You can protect yourself by ensuring the software you are using is secure and supported by a vendor. If you use software that doesn’t let you reach out to the developer and ask for an update to an element that isn’t quite right, be it a security vulnerability or otherwise, you’re leaving the front door wide open for an attack now or in the future. In that regard, having backups is also essential so that the site can be quickly restored if something goes wrong, and these must be air-gapped/ inaccessible to malicious actors.
Get certified: Cyber Essentials, a set of technical and administrative controls that ensure your business can mitigate the vast majority of threats, is one example of a government-led scheme that can be helpful to safeguard your organisation and prevent the majority of threats from becoming real. The scheme assesses five key criteria to ensure you know how to begin protecting yourself. Research from Lancaster University found that simply being certified can help reduce a business’s cyber risk by up to 98.5%.
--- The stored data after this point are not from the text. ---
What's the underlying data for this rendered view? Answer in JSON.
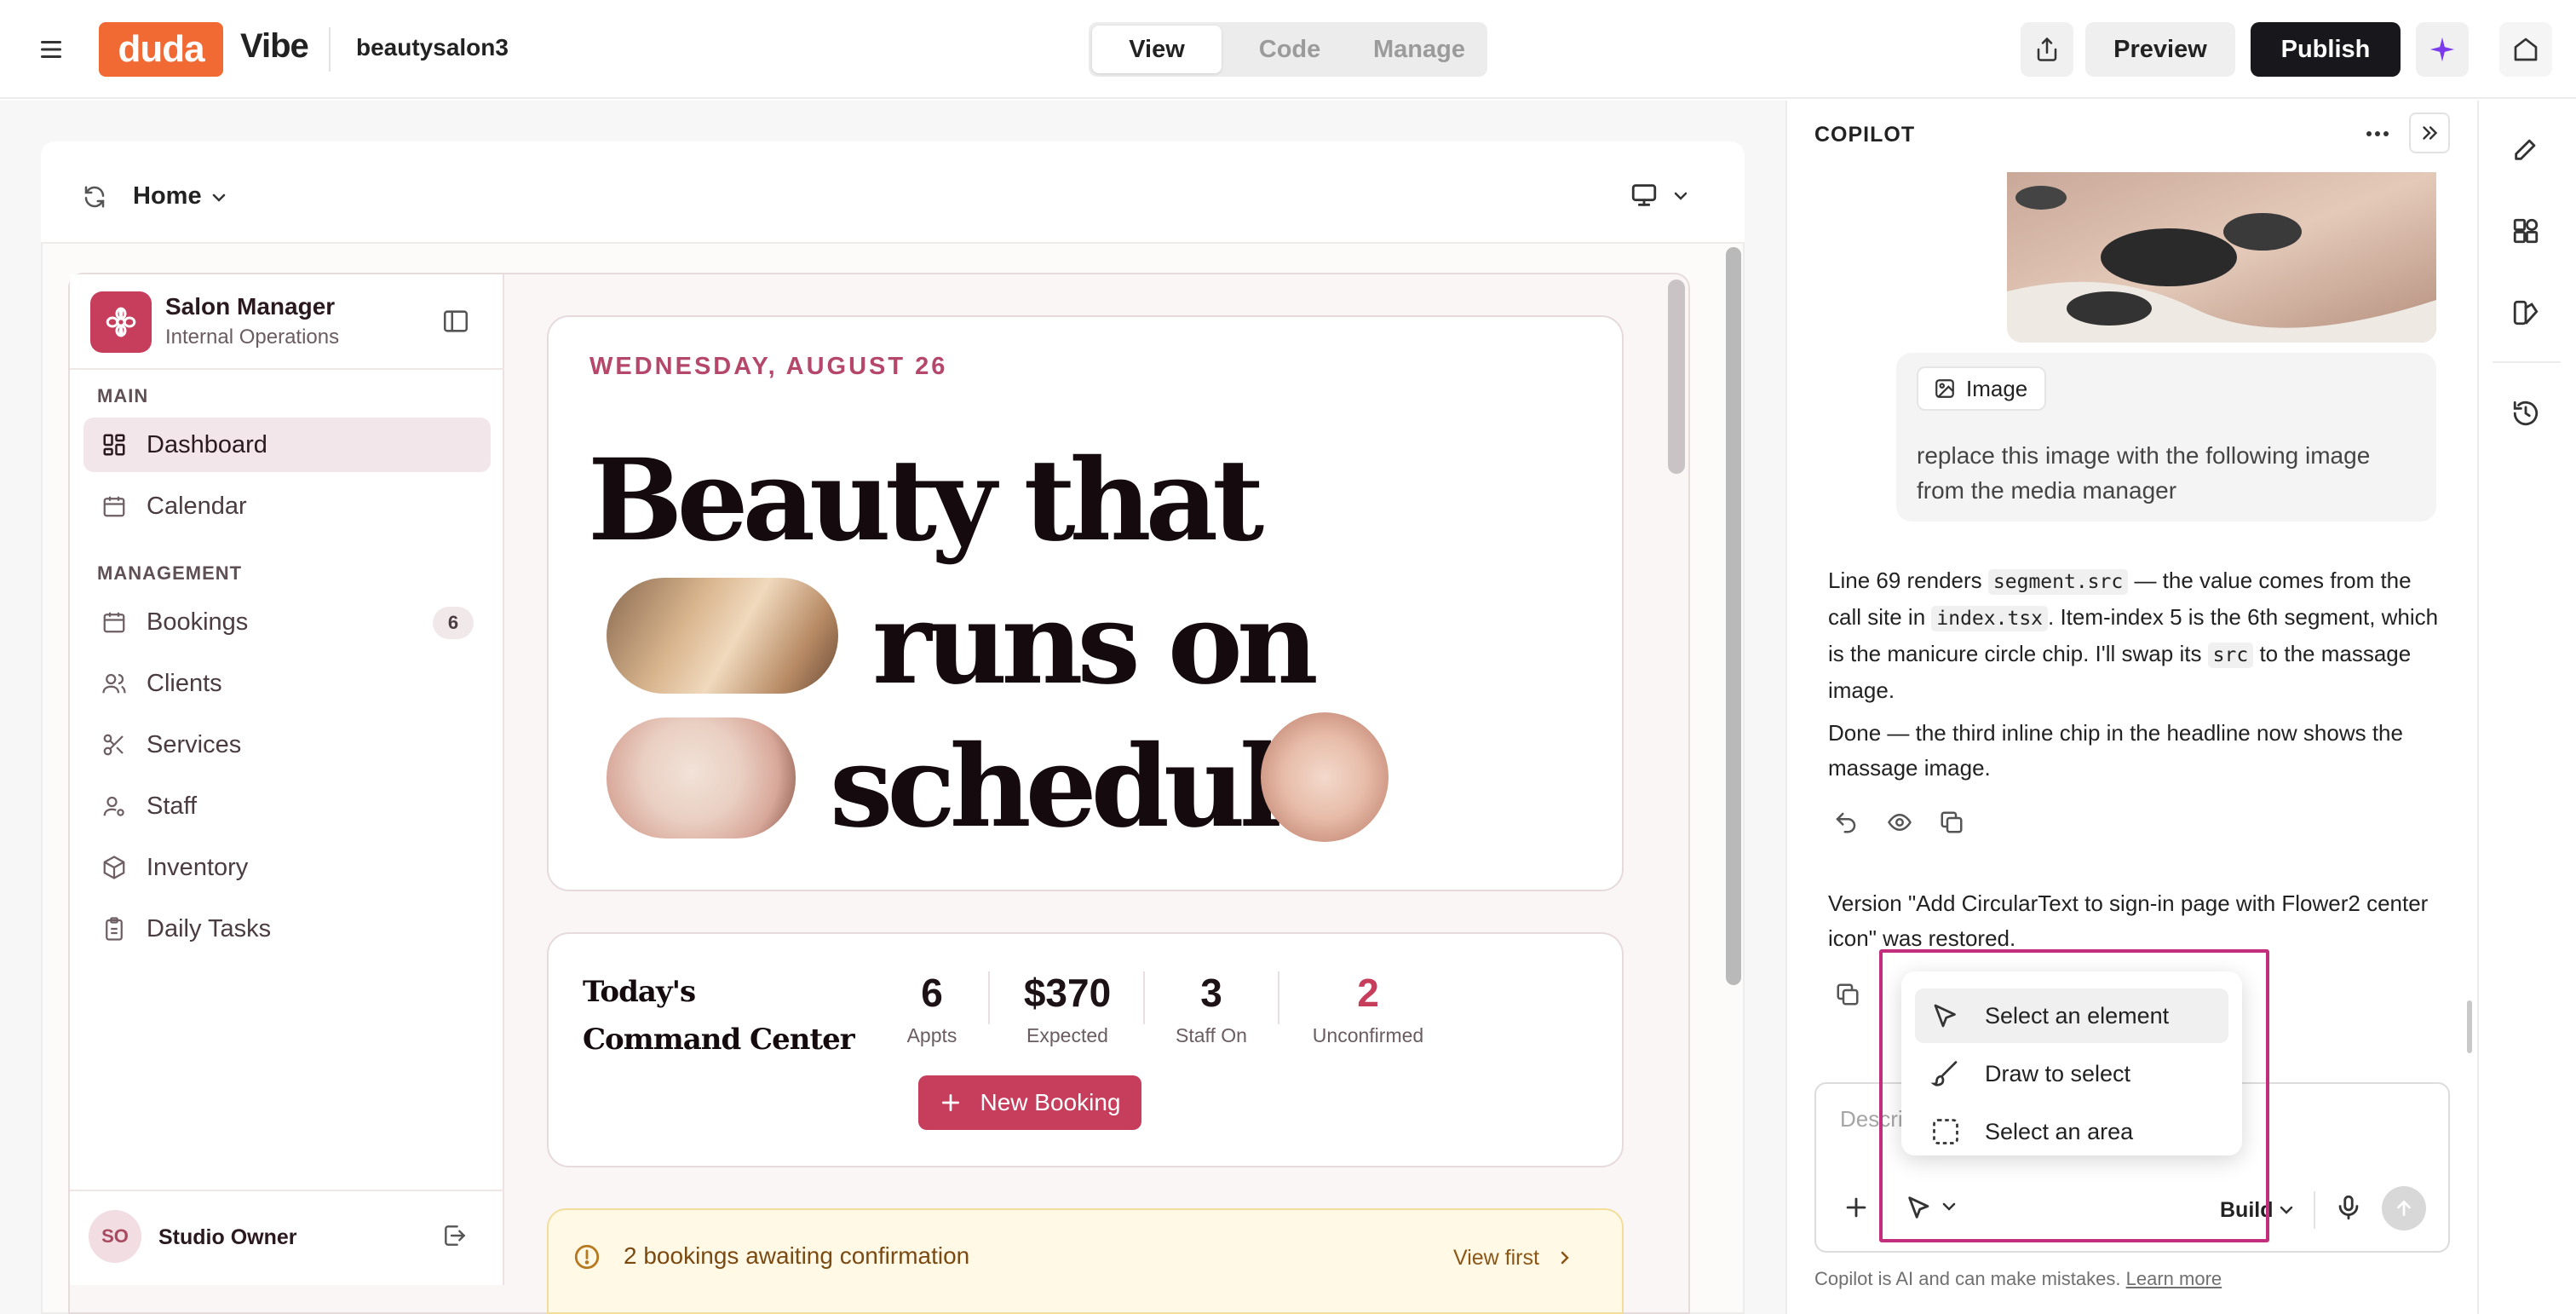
{
  "topbar": {
    "logo": "duda",
    "product": "Vibe",
    "site_name": "beautysalon3",
    "modes": [
      "View",
      "Code",
      "Manage"
    ],
    "active_mode": "View",
    "preview_label": "Preview",
    "publish_label": "Publish",
    "accent": "#7c3aed"
  },
  "canvas": {
    "page_name": "Home"
  },
  "site": {
    "brand": {
      "title": "Salon Manager",
      "subtitle": "Internal Operations",
      "color": "#c73e5d"
    },
    "sections": [
      {
        "label": "MAIN",
        "items": [
          {
            "label": "Dashboard",
            "icon": "layout-grid-icon",
            "active": true
          },
          {
            "label": "Calendar",
            "icon": "calendar-icon"
          }
        ]
      },
      {
        "label": "MANAGEMENT",
        "items": [
          {
            "label": "Bookings",
            "icon": "calendar-check-icon",
            "badge": "6"
          },
          {
            "label": "Clients",
            "icon": "users-icon"
          },
          {
            "label": "Services",
            "icon": "scissors-icon"
          },
          {
            "label": "Staff",
            "icon": "user-cog-icon"
          },
          {
            "label": "Inventory",
            "icon": "package-icon"
          },
          {
            "label": "Daily Tasks",
            "icon": "clipboard-icon"
          }
        ]
      }
    ],
    "user": {
      "initials": "SO",
      "name": "Studio Owner"
    },
    "hero": {
      "date": "WEDNESDAY, AUGUST 26",
      "line1": "Beauty that",
      "line2": "runs on",
      "line3": "schedule"
    },
    "command_center": {
      "title": "Today's Command Center",
      "stats": [
        {
          "value": "6",
          "label": "Appts"
        },
        {
          "value": "$370",
          "label": "Expected"
        },
        {
          "value": "3",
          "label": "Staff On"
        },
        {
          "value": "2",
          "label": "Unconfirmed",
          "highlight": true
        }
      ],
      "new_booking_label": "New Booking"
    },
    "alert": {
      "text": "2 bookings awaiting confirmation",
      "action": "View first"
    }
  },
  "copilot": {
    "title": "COPILOT",
    "user_message": {
      "attachment_label": "Image",
      "text": "replace this image with the following image from the media manager"
    },
    "ai_message": {
      "p1_a": "Line 69 renders ",
      "code1": "segment.src",
      "p1_b": " — the value comes from the call site in ",
      "code2": "index.tsx",
      "p1_c": ". Item-index 5 is the 6th segment, which is the manicure circle chip. I'll swap its ",
      "code3": "src",
      "p1_d": " to the massage image.",
      "p2": "Done — the third inline chip in the headline now shows the massage image."
    },
    "restore_message": "Version \"Add CircularText to sign-in page with Flower2 center icon\" was restored.",
    "composer_placeholder": "Describe",
    "select_menu": [
      {
        "label": "Select an element",
        "icon": "cursor-pointer-icon",
        "active": true
      },
      {
        "label": "Draw to select",
        "icon": "brush-icon"
      },
      {
        "label": "Select an area",
        "icon": "dashed-square-icon"
      }
    ],
    "mode_label": "Build",
    "disclaimer": "Copilot is AI and can make mistakes.",
    "learn_more": "Learn more"
  }
}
Don’t compromise on training: After all, insider threats such as administrative errors can pose just as much of a challenge. It’s not just about protecting your confidential information from malicious outsiders. For example, phishing emails – the most commonly used threat vector for successful attacks last year – have become more convincing. Perhaps an employee sets a weaker password or writes it down somewhere accessible. Here is where driving cybersecurity requires a cultural shift. It is imperative that every employee at your business receives security awareness training and is well informed of the types of threats that are out there. In addition, a dedicated Chief Information Security Officer should be appointed, whether it’s you as the company’s leader or a part-time position; that person must be properly trained and empowered to fulfil the role.
Ultimately, leave nothing to chance. Always expect an attack to happen, as cybercriminals are constantly looking for that open entryway. SMEs cannot afford to leave the door open. One negative experience can damage your customer relationships, reputation and overall business health. In this constant game of cat and mouse, we all need to be on our guard.